Vasily si avvicinò al lettino. La donna dimostrava sui quarant’anni, nessuna ferita evidente; eppure il volto non aveva la pace dei morti. Le prese la mano — e sussultò.
— «È viva!»
Partì il trambusto. Il polso c’era, sottilissimo ma reale. La rianimarono, chiamarono l’ambulanza. I paramedici, increduli, la portarono via. Il cane abbaiava, quasi festoso, come se avesse capito.
Vasily gli si accovacciò davanti:
— «L’hai salvata tu, fratello. Vieni con me? Ho un nipote che adora i cani. Quando starà meglio, ti riporteremo dalla tua padrona.»
La coda si mosse. Sembrava un sì.
A casa, Semyon corse incontro al nonno. Quando vide il cane, gli occhi gli brillarono.
— «Nonno! È bellissimo!»
Il cane si lasciò stringere, mite.
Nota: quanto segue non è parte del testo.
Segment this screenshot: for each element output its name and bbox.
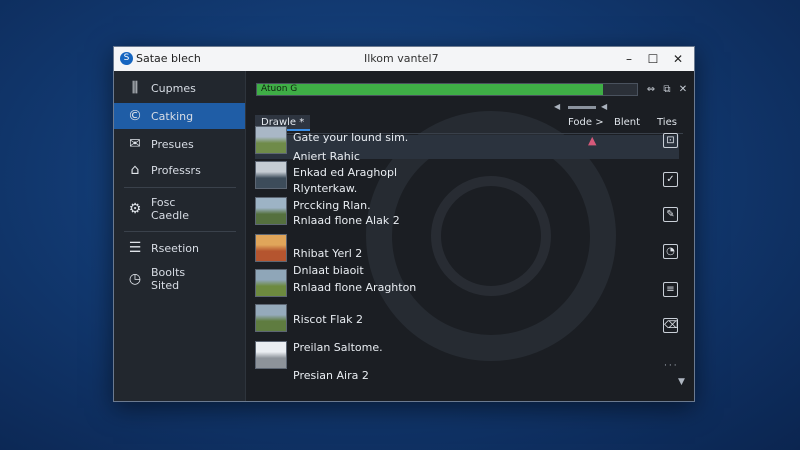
progress-bar: Atuon G: [256, 83, 638, 96]
sidebar-item-label-line1: Fosc: [151, 196, 176, 209]
title-bar[interactable]: S Satae blech Ilkom vantel7 – ☐ ✕: [114, 47, 694, 71]
sidebar-item-catking[interactable]: © Catking: [114, 103, 245, 129]
background-wheel-hub: [431, 176, 551, 296]
stack-icon: ☰: [128, 240, 142, 256]
list-item-text[interactable]: Gate your lound sim.: [293, 131, 408, 144]
sidebar-item-label: Professrs: [151, 164, 201, 177]
list-icon[interactable]: ≡: [663, 282, 678, 297]
sidebar-item-label: Presues: [151, 138, 194, 151]
sidebar-item-label: Catking: [151, 110, 194, 123]
gear-icon: ⚙: [128, 201, 142, 217]
photo-check-icon[interactable]: ⊡: [663, 133, 678, 148]
sidebar-item-label-line2: Caedle: [151, 209, 189, 222]
sidebar-item-label-line1: Boolts: [151, 266, 186, 279]
list-item-text[interactable]: Preilan Saltome.: [293, 341, 383, 354]
column-header-fode[interactable]: Fode >: [568, 117, 604, 128]
landscape-thumb-6[interactable]: [255, 304, 287, 332]
list-item-text[interactable]: Enkad ed Araghopl: [293, 166, 397, 179]
edit-icon[interactable]: ✎: [663, 207, 678, 222]
progress-label: Atuon G: [261, 84, 298, 94]
copyright-icon: ©: [128, 108, 142, 124]
close-button[interactable]: ✕: [667, 50, 689, 68]
sidebar-item-cupmes[interactable]: ⫼ Cupmes: [114, 75, 245, 101]
column-header-blent[interactable]: Blent: [614, 117, 640, 128]
sidebar-item-professrs[interactable]: ⌂ Professrs: [114, 157, 245, 183]
gauge-icon[interactable]: ◔: [663, 244, 678, 259]
close-small-icon[interactable]: ✕: [676, 83, 690, 97]
sidebar-item-label: Cupmes: [151, 82, 196, 95]
maximize-button[interactable]: ☐: [642, 50, 664, 68]
list-item-text[interactable]: Aniert Rahic: [293, 150, 360, 163]
landscape-thumb-5[interactable]: [255, 269, 287, 297]
tag-icon: ⌂: [130, 162, 140, 178]
minimize-button[interactable]: –: [618, 50, 640, 68]
sidebar-item-rseetion[interactable]: ☰ Rseetion: [114, 235, 245, 261]
sidebar-item-presues[interactable]: ✉ Presues: [114, 131, 245, 157]
more-options-icon[interactable]: ···: [664, 361, 679, 371]
list-item-text[interactable]: Prccking Rlan.: [293, 199, 371, 212]
sidebar-item-fosc-caedle[interactable]: ⚙ Fosc Caedle: [114, 193, 245, 225]
clock-icon: ◷: [128, 271, 142, 287]
sidebar-item-boolts-sited[interactable]: ◷ Boolts Sited: [114, 263, 245, 295]
column-header-ties[interactable]: Ties: [657, 117, 677, 128]
sidebar-divider: [124, 231, 236, 232]
volume-slider[interactable]: [568, 106, 596, 109]
sidebar-item-label: Rseetion: [151, 242, 199, 255]
list-item-text[interactable]: Rlynterkaw.: [293, 182, 357, 195]
list-item-text[interactable]: Rnlaad flone Araghton: [293, 281, 416, 294]
list-item-text[interactable]: Rnlaad flone Alak 2: [293, 214, 400, 227]
landscape-thumb-1[interactable]: [255, 126, 287, 154]
list-item-text[interactable]: Dnlaat biaoit: [293, 264, 364, 277]
landscape-thumb-3[interactable]: [255, 197, 287, 225]
landscape-thumb-4[interactable]: [255, 234, 287, 262]
arrows-icon[interactable]: ⇔: [644, 83, 658, 97]
list-item-text[interactable]: Riscot Flak 2: [293, 313, 363, 326]
landscape-thumb-2[interactable]: [255, 161, 287, 189]
app-name: Satae blech: [136, 52, 201, 65]
sidebar-item-label-line2: Sited: [151, 279, 180, 292]
app-window: S Satae blech Ilkom vantel7 – ☐ ✕ ⫼ Cupm…: [113, 46, 695, 402]
envelope-icon: ✉: [129, 136, 141, 152]
progress-fill: [257, 84, 603, 95]
window-icon[interactable]: ⧉: [660, 83, 674, 97]
list-item-text[interactable]: Presian Aira 2: [293, 369, 369, 382]
app-logo-icon: S: [120, 52, 133, 65]
volume-icon[interactable]: ◀: [554, 102, 560, 111]
sliders-icon: ⫼: [131, 80, 139, 96]
speaker-icon[interactable]: ◀: [601, 102, 607, 111]
trash-icon[interactable]: ⌫: [663, 318, 678, 333]
scroll-down-icon[interactable]: ▼: [678, 377, 685, 387]
checkbox-icon[interactable]: ✓: [663, 172, 678, 187]
list-item-text[interactable]: Rhibat Yerl 2: [293, 247, 362, 260]
sidebar: ⫼ Cupmes © Catking ✉ Presues ⌂ Professrs…: [114, 71, 246, 401]
sidebar-divider: [124, 187, 236, 188]
landscape-thumb-7[interactable]: [255, 341, 287, 369]
window-title: Ilkom vantel7: [364, 52, 439, 65]
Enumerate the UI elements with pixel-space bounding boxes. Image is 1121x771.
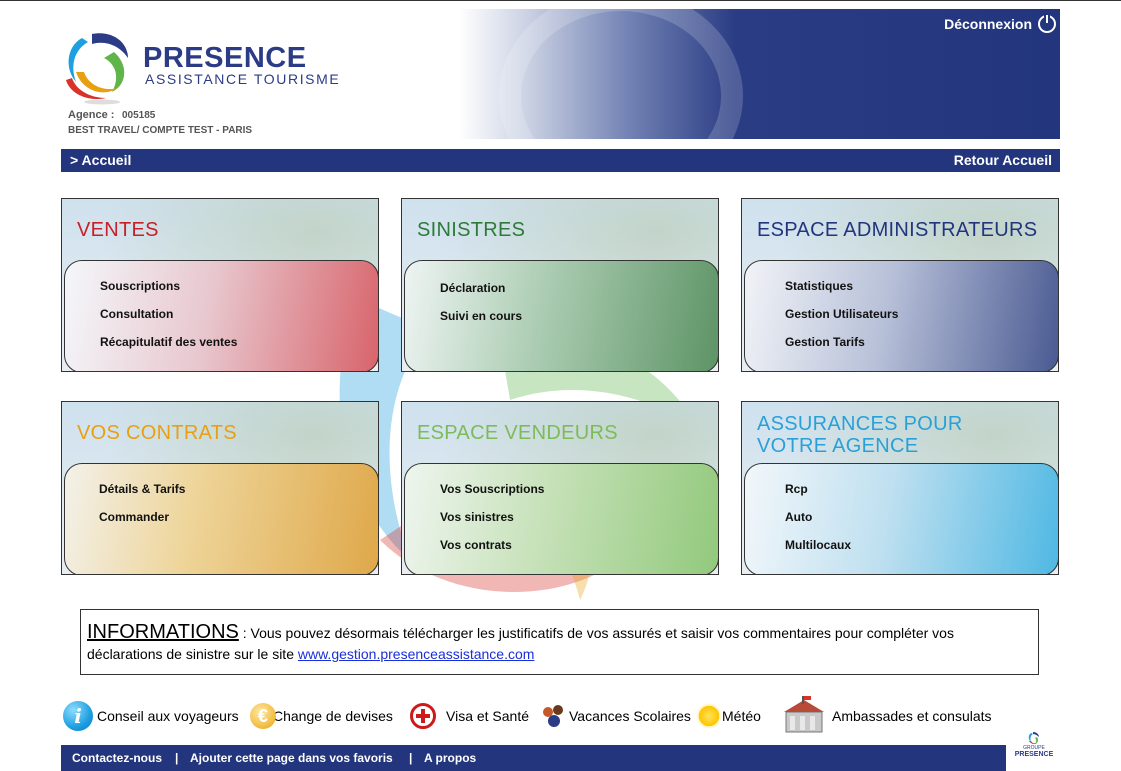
menu-item-auto[interactable]: Auto [785, 510, 851, 538]
quick-link-label: Visa et Santé [446, 708, 530, 724]
card-title-line2: VOTRE AGENCE [757, 435, 919, 457]
card-panel: Souscriptions Consultation Récapitulatif… [64, 260, 378, 371]
menu-item-statistiques[interactable]: Statistiques [785, 279, 898, 307]
card-assurances: ASSURANCES POUR VOTRE AGENCE Rcp Auto Mu… [741, 401, 1059, 575]
card-title-line1: ASSURANCES POUR [757, 413, 963, 435]
top-rule [0, 0, 1121, 1]
card-title: ASSURANCES POUR VOTRE AGENCE [757, 413, 963, 457]
menu-item-details-tarifs[interactable]: Détails & Tarifs [99, 482, 185, 510]
quick-link-label: Ambassades et consulats [832, 708, 992, 724]
quick-link-label: Conseil aux voyageurs [97, 708, 239, 724]
footer-bar: Contactez-nous | Ajouter cette page dans… [61, 745, 1006, 771]
menu-item-suivi[interactable]: Suivi en cours [440, 309, 522, 337]
menu-item-gestion-utilisateurs[interactable]: Gestion Utilisateurs [785, 307, 898, 335]
footer-separator: | [175, 751, 179, 765]
card-panel: Détails & Tarifs Commander [64, 463, 378, 574]
embassy-icon [784, 696, 824, 733]
header-banner: Déconnexion [459, 9, 1060, 139]
card-title: VENTES [77, 219, 159, 241]
contact-link[interactable]: Contactez-nous [72, 751, 162, 765]
menu-item-recap-ventes[interactable]: Récapitulatif des ventes [100, 335, 237, 363]
presence-logo [66, 33, 128, 105]
quick-link-label: Météo [722, 708, 761, 724]
quick-link-visa[interactable]: Visa et Santé [410, 698, 529, 734]
info-title: INFORMATIONS [87, 621, 239, 643]
brand-subtitle: ASSISTANCE TOURISME [145, 71, 341, 87]
info-text: INFORMATIONS : Vous pouvez désormais tél… [87, 622, 1027, 665]
card-panel: Rcp Auto Multilocaux [744, 463, 1058, 574]
menu-item-souscriptions[interactable]: Souscriptions [100, 279, 237, 307]
footer-separator: | [409, 751, 413, 765]
menu-item-vos-sinistres[interactable]: Vos sinistres [440, 510, 544, 538]
card-title: SINISTRES [417, 219, 526, 241]
agency-name: BEST TRAVEL/ COMPTE TEST - PARIS [68, 125, 253, 136]
favorites-link[interactable]: Ajouter cette page dans vos favoris [190, 751, 393, 765]
card-ventes: VENTES Souscriptions Consultation Récapi… [61, 198, 379, 372]
menu-item-rcp[interactable]: Rcp [785, 482, 851, 510]
menu-item-multilocaux[interactable]: Multilocaux [785, 538, 851, 566]
group-logo-mark [1028, 732, 1039, 745]
menu-item-consultation[interactable]: Consultation [100, 307, 237, 335]
card-panel: Vos Souscriptions Vos sinistres Vos cont… [404, 463, 718, 574]
euro-icon: € [250, 703, 276, 729]
quick-link-meteo[interactable]: Météo [696, 698, 761, 734]
banner-swirl [499, 9, 743, 139]
logout-label: Déconnexion [944, 16, 1032, 32]
quick-link-label: Vacances Scolaires [569, 708, 691, 724]
info-link[interactable]: www.gestion.presenceassistance.com [298, 646, 535, 662]
quick-link-conseil[interactable]: i Conseil aux voyageurs [63, 698, 239, 734]
quick-link-change[interactable]: € Change de devises [250, 698, 393, 734]
red-cross-icon [410, 703, 436, 729]
card-sinistres: SINISTRES Déclaration Suivi en cours [401, 198, 719, 372]
card-title: ESPACE VENDEURS [417, 422, 618, 444]
card-admin: ESPACE ADMINISTRATEURS Statistiques Gest… [741, 198, 1059, 372]
quick-link-ambassades[interactable]: Ambassades et consulats [782, 696, 992, 734]
menu-item-gestion-tarifs[interactable]: Gestion Tarifs [785, 335, 898, 363]
sun-icon [696, 703, 722, 729]
card-vendeurs: ESPACE VENDEURS Vos Souscriptions Vos si… [401, 401, 719, 575]
group-label-big: PRESENCE [1014, 751, 1054, 758]
info-box: INFORMATIONS : Vous pouvez désormais tél… [80, 609, 1039, 675]
info-icon: i [63, 701, 93, 731]
card-panel: Statistiques Gestion Utilisateurs Gestio… [744, 260, 1058, 371]
quick-link-vacances[interactable]: Vacances Scolaires [543, 698, 691, 734]
menu-item-vos-contrats[interactable]: Vos contrats [440, 538, 544, 566]
card-title: VOS CONTRATS [77, 422, 237, 444]
back-home-link[interactable]: Retour Accueil [954, 152, 1052, 168]
menu-item-declaration[interactable]: Déclaration [440, 281, 522, 309]
card-panel: Déclaration Suivi en cours [404, 260, 718, 371]
menu-item-vos-souscriptions[interactable]: Vos Souscriptions [440, 482, 544, 510]
children-icon [543, 705, 567, 727]
card-title: ESPACE ADMINISTRATEURS [757, 219, 1038, 241]
power-icon [1038, 15, 1056, 33]
quick-link-label: Change de devises [273, 708, 393, 724]
card-contrats: VOS CONTRATS Détails & Tarifs Commander [61, 401, 379, 575]
about-link[interactable]: A propos [424, 751, 476, 765]
agency-label: Agence : [68, 109, 115, 121]
agency-id: 005185 [122, 110, 156, 121]
nav-bar: > Accueil Retour Accueil [61, 149, 1060, 172]
logout-button[interactable]: Déconnexion [944, 15, 1056, 33]
menu-item-commander[interactable]: Commander [99, 510, 185, 538]
breadcrumb: > Accueil [70, 152, 132, 168]
group-presence-logo: GROUPE PRESENCE [1009, 731, 1059, 767]
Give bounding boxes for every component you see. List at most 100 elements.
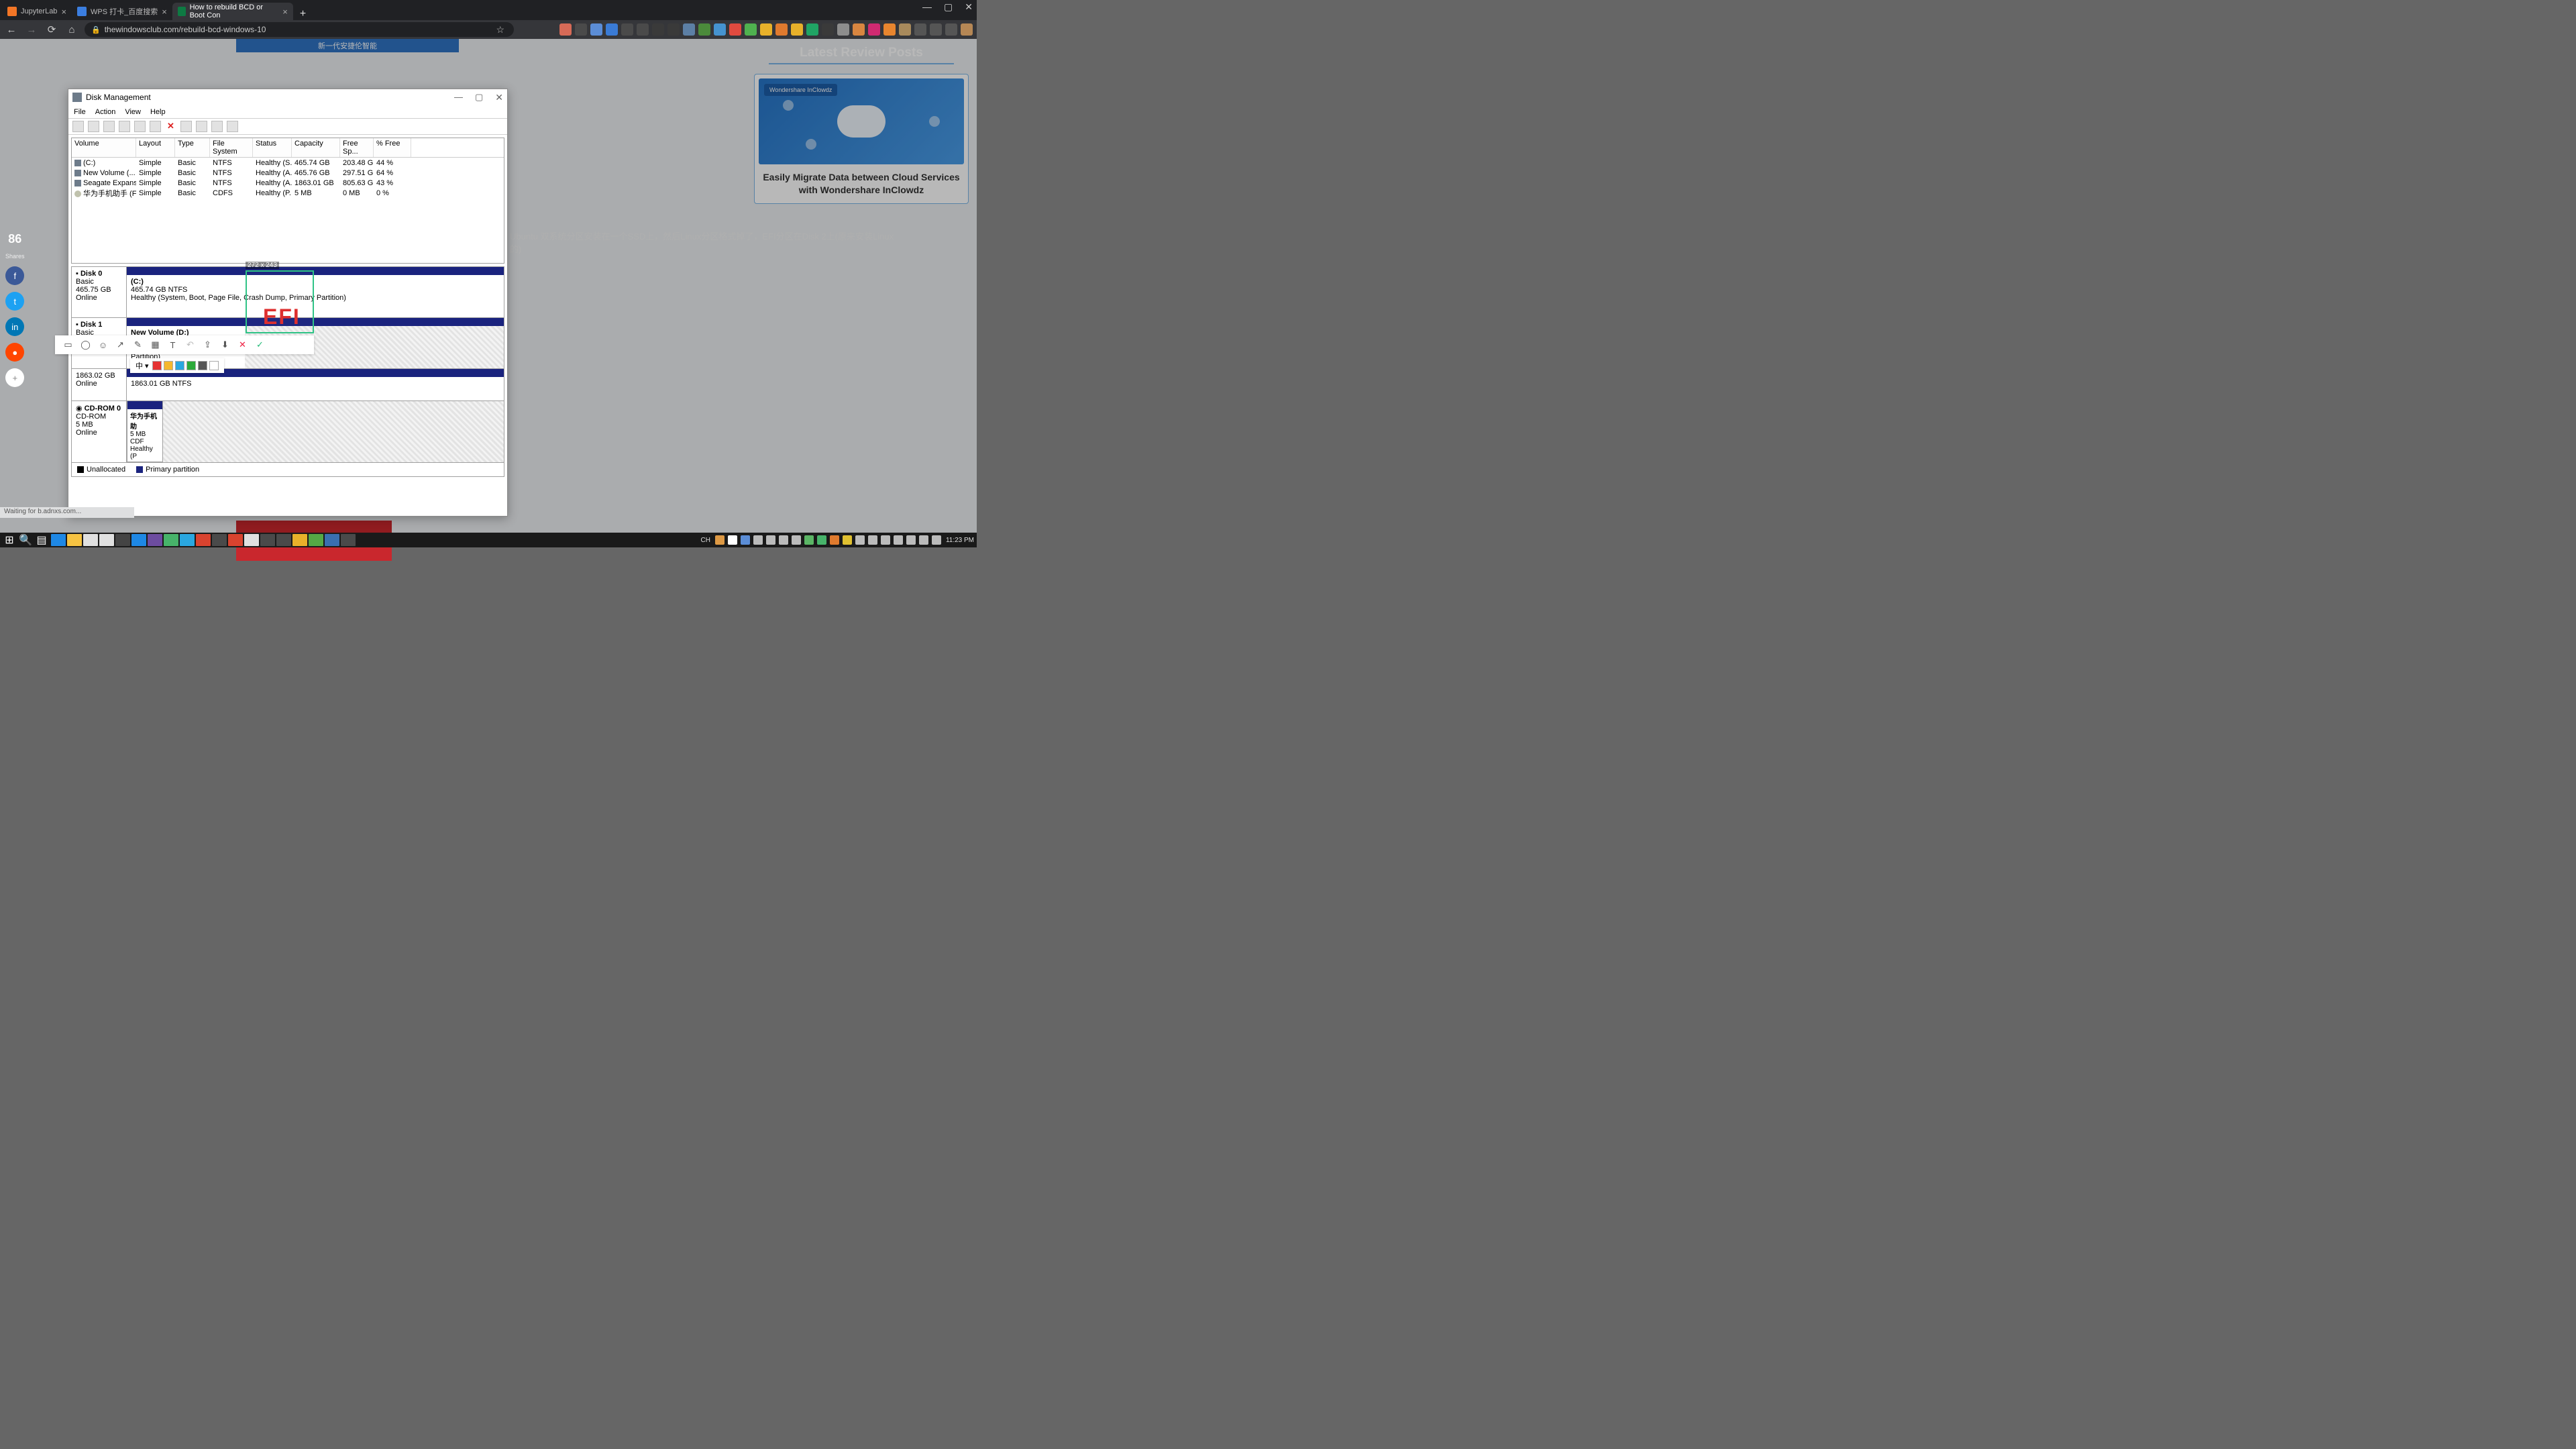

Cenarono insieme; quella notte si accovacciò accanto alla poltrona e non si mosse più.
Il giorno dopo Vasily seppe che la donna — Marina — ce l’aveva fatta. Andò a trovarla. Lei lo accolse con occhi verdi in cui convivevano luce e dolore.
— «Lei mi ha ridato la vita» sussurrò. «Quel cane era di mio figlio. È morto l’anno scorso. Io… non volevo più vivere.»
Quelle parole attraversarono Vasily come una lama: anche lui aveva perso un figlio. Due solitudini si riconobbero.
Da allora, ogni settimana tornava a trovarla con Semyon e il cane — si chiamava Amico. Tra una visita e l’altra, tra le risate del bambino e i silenzi pieni di senso, nacque qualcosa di nuovo.
Un giorno, senza giri di parole, Vasily disse:
— «Marina, vieni a vivere con noi. Non per un po’. Per sempre.»
Lei arrossì.
— «Ma… siamo estranei.»
— «Non più.»
Alla fine accettò. Quando Nina Petrovna lo seppe, batté le mani soddisfatta:
— «Vasja, te l’avevo detto che avresti trovato la donna giusta!»
Qualche mese dopo, con Semyon e Amico al loro fianco, Vasily e Marina partirono per il mare. Sulla riva, in silenzio, celebrarono il loro nuovo inizio.